Fast-rising ensemble Dame Judy Dench discuss their unusual name, coming up with material and the importance of delicious snacks
If you’ve been attending the Toronto Sketch Comedy Festival, which closes this weekend, you have a good idea of what makes a successful comedy troupe. There’s no magic formula, of course, but the best ones have some things in common. I’m using one of the most exciting ensembles, the five-person Dame Judy Dench, to see what’s essential. The stars of several sold-out Fringe revues, including last year’s Everything Else Is Sold Out, play one more show on Saturday (March 11) at the Theatre Centre. torontosketchfest.com.
The women in the troupe – Claire Farmer, Jessica Greco and Shannon Lahaie – came up with the jokey name when they met in their Second City conservatory class and put on their first show as a trio. “We almost came up with Dame Maggie Smith,” says Greco. “Just because we liked the joke of ‘Welcome to the stage… Dame Maggie Smith… or Dame Judy Dench’ and then disappointing people when we came out.’ When they expanded to include fellow classmate Gavin Pounds and friend Chris Leveille, they kept the name. To this day, a few patrons look confused at the shows. And the group occasionally get requests on social media to sign petitions as Dench. But if you’ll notice, the first name of the Oscar-winning actor is spelled wrong. That’s intentional. Farmer is a lawyer. “Of course I thought of that,” she says.
There’s nothing more boring than sketch members who all do the same shtick.
That’s not the case with DJD. Farmer is a litigation lawyer who was advised to take an improv class to improve her on-her-feet skills. Greco had been in film and TV for 20 years and wanted to be seen as funnier by the industry. Lahaie studied theatre but always longed to do comic scenes. Pounds studied broadcasting and improv and saw a Second City brochure at a job fair. Leveille, who has degrees in math and drama, had an intern job near the Second City training centre and always wondered what it would be like to improvise. He’s been doing improv and sketch ever since.
That range helps them keep things fresh, says Lahaie. “We have different ways of seeing the world, and different things we want to do with comedy.”
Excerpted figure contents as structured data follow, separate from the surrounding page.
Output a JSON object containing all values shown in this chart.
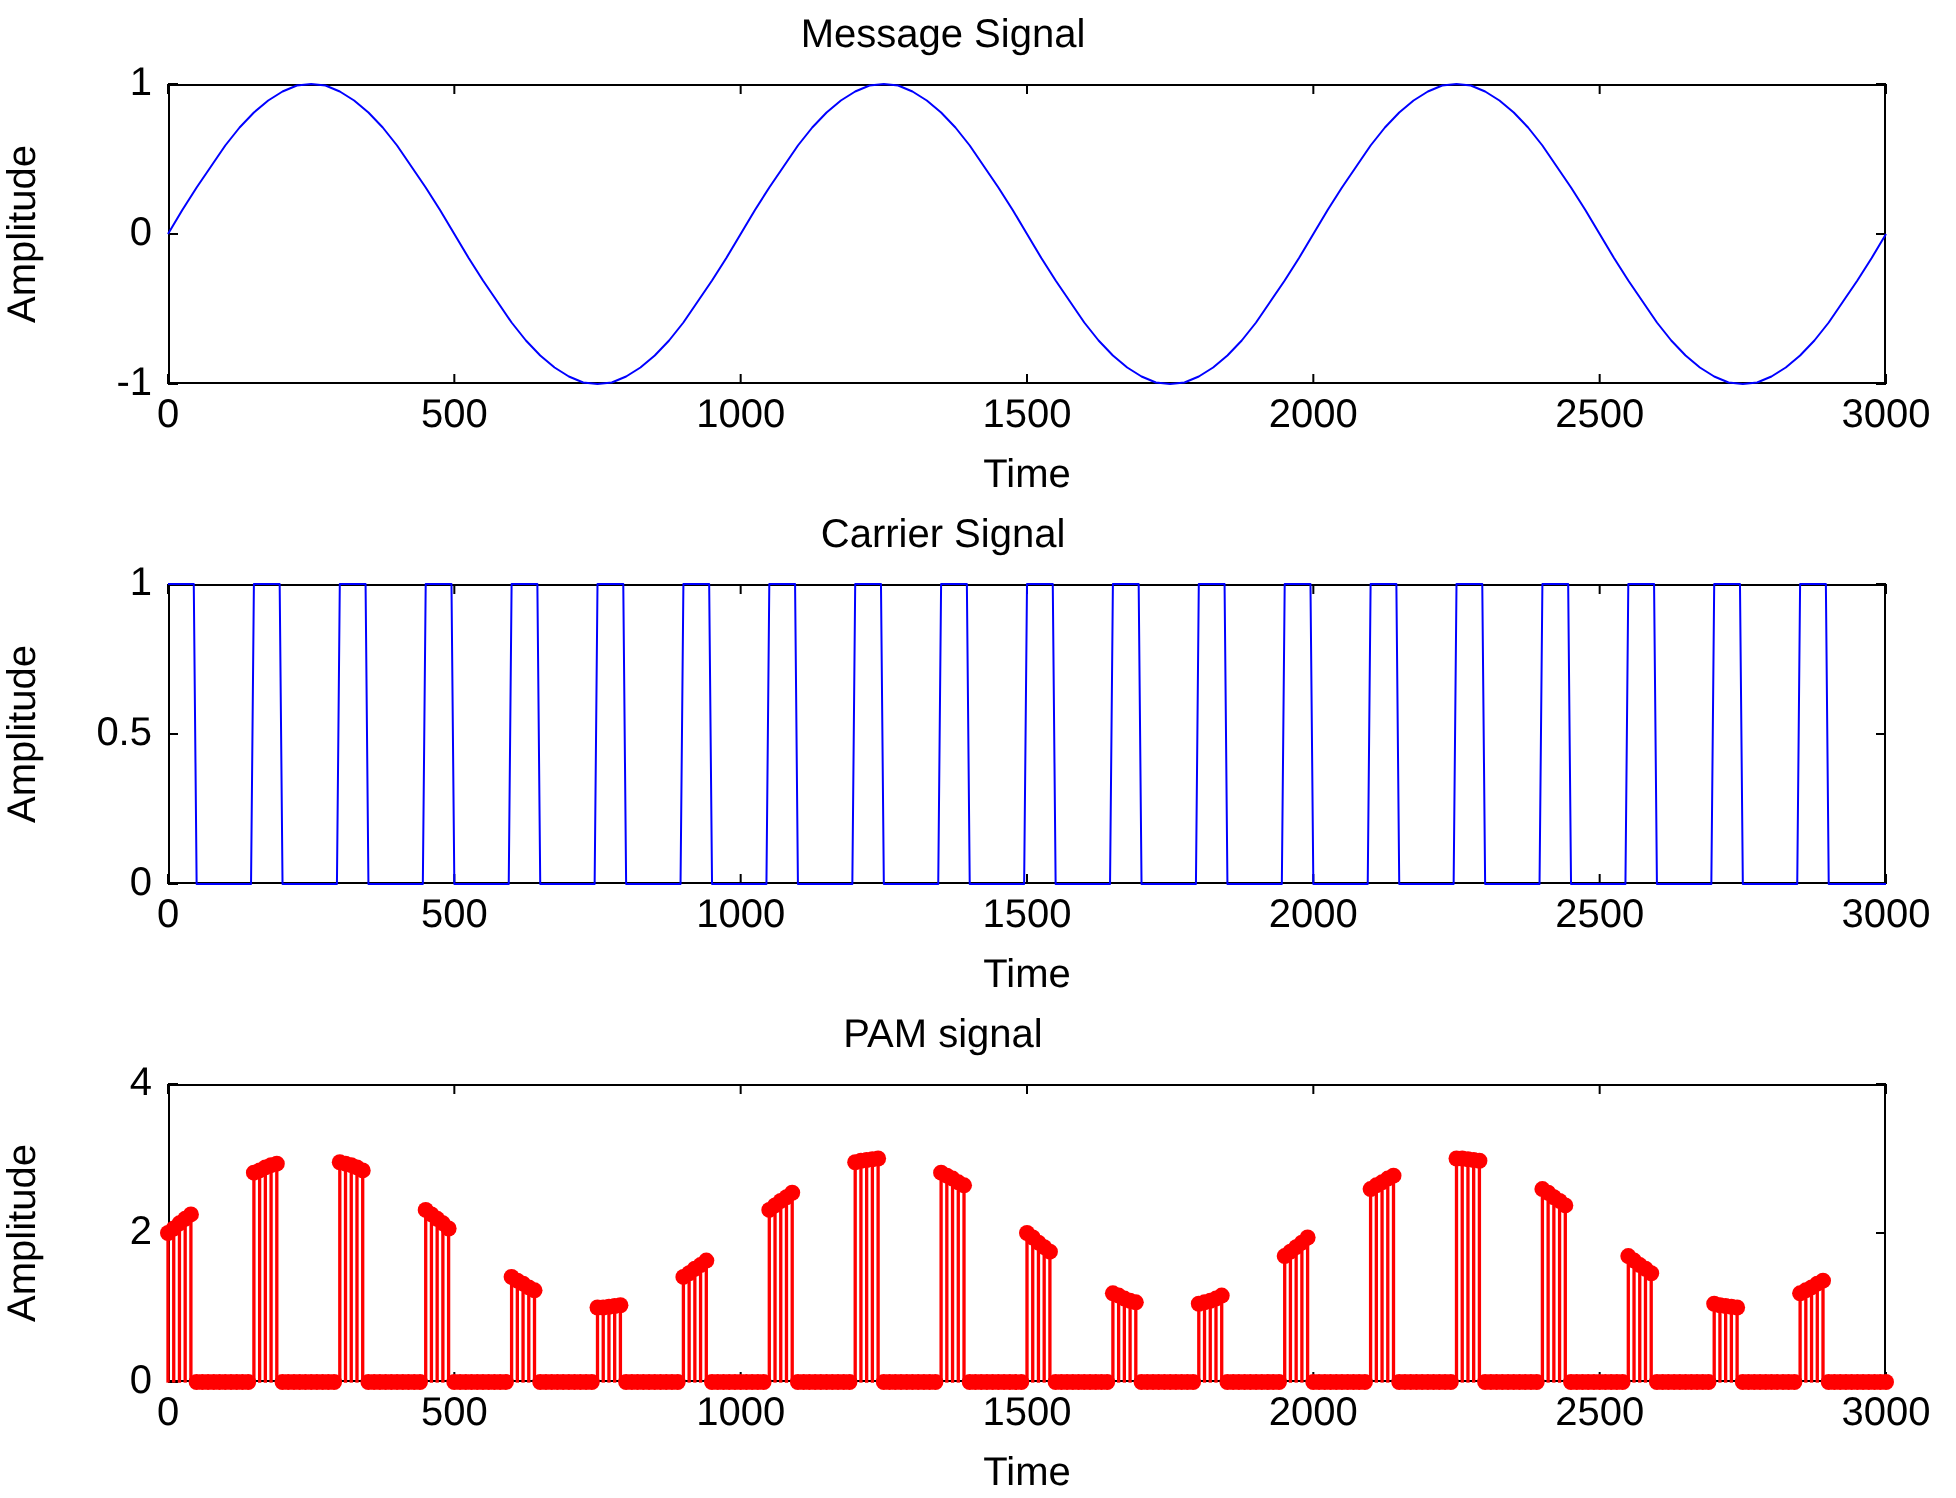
{
  "chart_data": [
    {
      "type": "line",
      "title": "Message Signal",
      "xlabel": "Time",
      "ylabel": "Amplitude",
      "color": "#0000ff",
      "marker": "none",
      "grid": false,
      "legend": false,
      "xlim": [
        0,
        3000
      ],
      "xticks": [
        0,
        500,
        1000,
        1500,
        2000,
        2500,
        3000
      ],
      "ylim": [
        -1,
        1
      ],
      "yticks": [
        -1,
        0,
        1
      ],
      "x": [
        0,
        25,
        50,
        75,
        100,
        125,
        150,
        175,
        200,
        225,
        250,
        275,
        300,
        325,
        350,
        375,
        400,
        425,
        450,
        475,
        500,
        525,
        550,
        575,
        600,
        625,
        650,
        675,
        700,
        725,
        750,
        775,
        800,
        825,
        850,
        875,
        900,
        925,
        950,
        975,
        1000,
        1025,
        1050,
        1075,
        1100,
        1125,
        1150,
        1175,
        1200,
        1225,
        1250,
        1275,
        1300,
        1325,
        1350,
        1375,
        1400,
        1425,
        1450,
        1475,
        1500,
        1525,
        1550,
        1575,
        1600,
        1625,
        1650,
        1675,
        1700,
        1725,
        1750,
        1775,
        1800,
        1825,
        1850,
        1875,
        1900,
        1925,
        1950,
        1975,
        2000,
        2025,
        2050,
        2075,
        2100,
        2125,
        2150,
        2175,
        2200,
        2225,
        2250,
        2275,
        2300,
        2325,
        2350,
        2375,
        2400,
        2425,
        2450,
        2475,
        2500,
        2525,
        2550,
        2575,
        2600,
        2625,
        2650,
        2675,
        2700,
        2725,
        2750,
        2775,
        2800,
        2825,
        2850,
        2875,
        2900,
        2925,
        2950,
        2975,
        3000
      ],
      "values": [
        0,
        0.16,
        0.31,
        0.45,
        0.59,
        0.71,
        0.81,
        0.89,
        0.95,
        0.99,
        1,
        0.99,
        0.95,
        0.89,
        0.81,
        0.71,
        0.59,
        0.45,
        0.31,
        0.16,
        0,
        -0.16,
        -0.31,
        -0.45,
        -0.59,
        -0.71,
        -0.81,
        -0.89,
        -0.95,
        -0.99,
        -1,
        -0.99,
        -0.95,
        -0.89,
        -0.81,
        -0.71,
        -0.59,
        -0.45,
        -0.31,
        -0.16,
        0,
        0.16,
        0.31,
        0.45,
        0.59,
        0.71,
        0.81,
        0.89,
        0.95,
        0.99,
        1,
        0.99,
        0.95,
        0.89,
        0.81,
        0.71,
        0.59,
        0.45,
        0.31,
        0.16,
        0,
        -0.16,
        -0.31,
        -0.45,
        -0.59,
        -0.71,
        -0.81,
        -0.89,
        -0.95,
        -0.99,
        -1,
        -0.99,
        -0.95,
        -0.89,
        -0.81,
        -0.71,
        -0.59,
        -0.45,
        -0.31,
        -0.16,
        0,
        0.16,
        0.31,
        0.45,
        0.59,
        0.71,
        0.81,
        0.89,
        0.95,
        0.99,
        1,
        0.99,
        0.95,
        0.89,
        0.81,
        0.71,
        0.59,
        0.45,
        0.31,
        0.16,
        0,
        -0.16,
        -0.31,
        -0.45,
        -0.59,
        -0.71,
        -0.81,
        -0.89,
        -0.95,
        -0.99,
        -1,
        -0.99,
        -0.95,
        -0.89,
        -0.81,
        -0.71,
        -0.59,
        -0.45,
        -0.31,
        -0.16,
        0
      ]
    },
    {
      "type": "line",
      "title": "Carrier Signal",
      "xlabel": "Time",
      "ylabel": "Amplitude",
      "color": "#0000ff",
      "marker": "none",
      "grid": false,
      "legend": false,
      "xlim": [
        0,
        3000
      ],
      "xticks": [
        0,
        500,
        1000,
        1500,
        2000,
        2500,
        3000
      ],
      "ylim": [
        0,
        1
      ],
      "yticks": [
        0,
        0.5,
        1
      ],
      "x": [
        0,
        45,
        50,
        145,
        150,
        195,
        200,
        295,
        300,
        345,
        350,
        445,
        450,
        495,
        500,
        595,
        600,
        645,
        650,
        745,
        750,
        795,
        800,
        895,
        900,
        945,
        950,
        1045,
        1050,
        1095,
        1100,
        1195,
        1200,
        1245,
        1250,
        1345,
        1350,
        1395,
        1400,
        1495,
        1500,
        1545,
        1550,
        1645,
        1650,
        1695,
        1700,
        1795,
        1800,
        1845,
        1850,
        1945,
        1950,
        1995,
        2000,
        2095,
        2100,
        2145,
        2150,
        2245,
        2250,
        2295,
        2300,
        2395,
        2400,
        2445,
        2450,
        2545,
        2550,
        2595,
        2600,
        2695,
        2700,
        2745,
        2750,
        2845,
        2850,
        2895,
        2900,
        3000
      ],
      "values": [
        1,
        1,
        0,
        0,
        1,
        1,
        0,
        0,
        1,
        1,
        0,
        0,
        1,
        1,
        0,
        0,
        1,
        1,
        0,
        0,
        1,
        1,
        0,
        0,
        1,
        1,
        0,
        0,
        1,
        1,
        0,
        0,
        1,
        1,
        0,
        0,
        1,
        1,
        0,
        0,
        1,
        1,
        0,
        0,
        1,
        1,
        0,
        0,
        1,
        1,
        0,
        0,
        1,
        1,
        0,
        0,
        1,
        1,
        0,
        0,
        1,
        1,
        0,
        0,
        1,
        1,
        0,
        0,
        1,
        1,
        0,
        0,
        1,
        1,
        0,
        0,
        1,
        1,
        0,
        0
      ]
    },
    {
      "type": "lollipop",
      "title": "PAM signal",
      "xlabel": "Time",
      "ylabel": "Amplitude",
      "color": "#ff0000",
      "marker": "circle",
      "grid": false,
      "legend": false,
      "xlim": [
        0,
        3000
      ],
      "xticks": [
        0,
        500,
        1000,
        1500,
        2000,
        2500,
        3000
      ],
      "ylim": [
        0,
        4
      ],
      "yticks": [
        0,
        2,
        4
      ],
      "x": [
        0,
        10,
        20,
        30,
        40,
        50,
        60,
        70,
        80,
        90,
        100,
        110,
        120,
        130,
        140,
        150,
        160,
        170,
        180,
        190,
        200,
        210,
        220,
        230,
        240,
        250,
        260,
        270,
        280,
        290,
        300,
        310,
        320,
        330,
        340,
        350,
        360,
        370,
        380,
        390,
        400,
        410,
        420,
        430,
        440,
        450,
        460,
        470,
        480,
        490,
        500,
        510,
        520,
        530,
        540,
        550,
        560,
        570,
        580,
        590,
        600,
        610,
        620,
        630,
        640,
        650,
        660,
        670,
        680,
        690,
        700,
        710,
        720,
        730,
        740,
        750,
        760,
        770,
        780,
        790,
        800,
        810,
        820,
        830,
        840,
        850,
        860,
        870,
        880,
        890,
        900,
        910,
        920,
        930,
        940,
        950,
        960,
        970,
        980,
        990,
        1000,
        1010,
        1020,
        1030,
        1040,
        1050,
        1060,
        1070,
        1080,
        1090,
        1100,
        1110,
        1120,
        1130,
        1140,
        1150,
        1160,
        1170,
        1180,
        1190,
        1200,
        1210,
        1220,
        1230,
        1240,
        1250,
        1260,
        1270,
        1280,
        1290,
        1300,
        1310,
        1320,
        1330,
        1340,
        1350,
        1360,
        1370,
        1380,
        1390,
        1400,
        1410,
        1420,
        1430,
        1440,
        1450,
        1460,
        1470,
        1480,
        1490,
        1500,
        1510,
        1520,
        1530,
        1540,
        1550,
        1560,
        1570,
        1580,
        1590,
        1600,
        1610,
        1620,
        1630,
        1640,
        1650,
        1660,
        1670,
        1680,
        1690,
        1700,
        1710,
        1720,
        1730,
        1740,
        1750,
        1760,
        1770,
        1780,
        1790,
        1800,
        1810,
        1820,
        1830,
        1840,
        1850,
        1860,
        1870,
        1880,
        1890,
        1900,
        1910,
        1920,
        1930,
        1940,
        1950,
        1960,
        1970,
        1980,
        1990,
        2000,
        2010,
        2020,
        2030,
        2040,
        2050,
        2060,
        2070,
        2080,
        2090,
        2100,
        2110,
        2120,
        2130,
        2140,
        2150,
        2160,
        2170,
        2180,
        2190,
        2200,
        2210,
        2220,
        2230,
        2240,
        2250,
        2260,
        2270,
        2280,
        2290,
        2300,
        2310,
        2320,
        2330,
        2340,
        2350,
        2360,
        2370,
        2380,
        2390,
        2400,
        2410,
        2420,
        2430,
        2440,
        2450,
        2460,
        2470,
        2480,
        2490,
        2500,
        2510,
        2520,
        2530,
        2540,
        2550,
        2560,
        2570,
        2580,
        2590,
        2600,
        2610,
        2620,
        2630,
        2640,
        2650,
        2660,
        2670,
        2680,
        2690,
        2700,
        2710,
        2720,
        2730,
        2740,
        2750,
        2760,
        2770,
        2780,
        2790,
        2800,
        2810,
        2820,
        2830,
        2840,
        2850,
        2860,
        2870,
        2880,
        2890,
        2900,
        2910,
        2920,
        2930,
        2940,
        2950,
        2960,
        2970,
        2980,
        2990,
        3000
      ],
      "values": [
        2,
        2.06,
        2.13,
        2.19,
        2.25,
        0,
        0,
        0,
        0,
        0,
        0,
        0,
        0,
        0,
        0,
        2.81,
        2.84,
        2.88,
        2.91,
        2.93,
        0,
        0,
        0,
        0,
        0,
        0,
        0,
        0,
        0,
        0,
        2.95,
        2.93,
        2.91,
        2.88,
        2.84,
        0,
        0,
        0,
        0,
        0,
        0,
        0,
        0,
        0,
        0,
        2.31,
        2.25,
        2.19,
        2.13,
        2.06,
        0,
        0,
        0,
        0,
        0,
        0,
        0,
        0,
        0,
        0,
        1.41,
        1.36,
        1.32,
        1.27,
        1.23,
        0,
        0,
        0,
        0,
        0,
        0,
        0,
        0,
        0,
        0,
        1,
        1,
        1.01,
        1.02,
        1.03,
        0,
        0,
        0,
        0,
        0,
        0,
        0,
        0,
        0,
        0,
        1.41,
        1.46,
        1.52,
        1.57,
        1.63,
        0,
        0,
        0,
        0,
        0,
        0,
        0,
        0,
        0,
        0,
        2.31,
        2.37,
        2.43,
        2.48,
        2.54,
        0,
        0,
        0,
        0,
        0,
        0,
        0,
        0,
        0,
        0,
        2.95,
        2.97,
        2.98,
        2.99,
        3,
        0,
        0,
        0,
        0,
        0,
        0,
        0,
        0,
        0,
        0,
        2.81,
        2.77,
        2.73,
        2.68,
        2.64,
        0,
        0,
        0,
        0,
        0,
        0,
        0,
        0,
        0,
        0,
        2,
        1.94,
        1.87,
        1.81,
        1.75,
        0,
        0,
        0,
        0,
        0,
        0,
        0,
        0,
        0,
        0,
        1.19,
        1.16,
        1.12,
        1.09,
        1.07,
        0,
        0,
        0,
        0,
        0,
        0,
        0,
        0,
        0,
        0,
        1.05,
        1.07,
        1.09,
        1.12,
        1.16,
        0,
        0,
        0,
        0,
        0,
        0,
        0,
        0,
        0,
        0,
        1.69,
        1.75,
        1.81,
        1.87,
        1.94,
        0,
        0,
        0,
        0,
        0,
        0,
        0,
        0,
        0,
        0,
        2.59,
        2.64,
        2.68,
        2.73,
        2.77,
        0,
        0,
        0,
        0,
        0,
        0,
        0,
        0,
        0,
        0,
        3,
        3,
        2.99,
        2.98,
        2.97,
        0,
        0,
        0,
        0,
        0,
        0,
        0,
        0,
        0,
        0,
        2.59,
        2.54,
        2.48,
        2.43,
        2.37,
        0,
        0,
        0,
        0,
        0,
        0,
        0,
        0,
        0,
        0,
        1.69,
        1.63,
        1.57,
        1.52,
        1.46,
        0,
        0,
        0,
        0,
        0,
        0,
        0,
        0,
        0,
        0,
        1.05,
        1.03,
        1.02,
        1.01,
        1,
        0,
        0,
        0,
        0,
        0,
        0,
        0,
        0,
        0,
        0,
        1.19,
        1.23,
        1.27,
        1.32,
        1.36,
        0,
        0,
        0,
        0,
        0,
        0,
        0,
        0,
        0,
        0,
        0
      ]
    }
  ]
}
“We have five different voices, performance styles and backgrounds that work wonderfully together,” says Greco. “And when you put five very different ingredients into a pot, you’ll often get something a bit strange.”
There’s no ego involved in writing and holding onto material, says Farmer. Someone who comes up with a premise doesn’t necessarily feel territorial about the final product after it’s been altered. And if a bit isn’t working, they’ll frankly say so and drop it or finesse it. “None of us is super-precious,” she says. “Every director we’ve had has found it so strange when it comes to whittling down our material, because we’ll cut something before they do.”
According to Lahaie, the troupe’s motto is “funniest wins.” That said, if even one of the five finds a sketch offensive, it’s taken off. “That’ll mean people in the audience will, too,” says Greco.
DJD have had some absurd scenes – one features Farmer in a pizza costume, for instance, and Pounds frequently shows up without a shirt – but they’re grounded in logic.
“We always make sure things make sense in the world we’re building,” says Leveille. “‘Why would this character do this?’ The jokes always have to fit in the context.”
Lahaie agrees. “Are we saying something because it builds a scene up or just because it’s funny and we’re throwing it in?”
That applies to endings as well – the weakest link for most aspiring sketch troupes. Anyone can come up with a good premise, but knowing how to land it is an art form.
“Even if you had the funniest, smartest premise,” says Farmer, “if the sketch just peters out you lose everything that came before.”
“This isn’t exactly glamorous,” says Greco. Besides the glory of getting applause, there’s paperwork, fundraising, publicity, applying to festivals. “We’re doing it because we enjoy the work, enjoy each other’s company and making people laugh. If any of that stops being true, then we probably won’t do it any more. If you’re not having fun, take up another hobby.”
“I hear knitting is really big now,” quips Farmer.
This fact comes up continually. Tech people essentially volunteering their time will be happier with a box of Timbits, says Greco. And writing meetings, says Pounds, are potlucks where people bring everything from pies and chips to ketchup-flavoured Doritos.
“We basically bring diabetes to the table,” says Greco.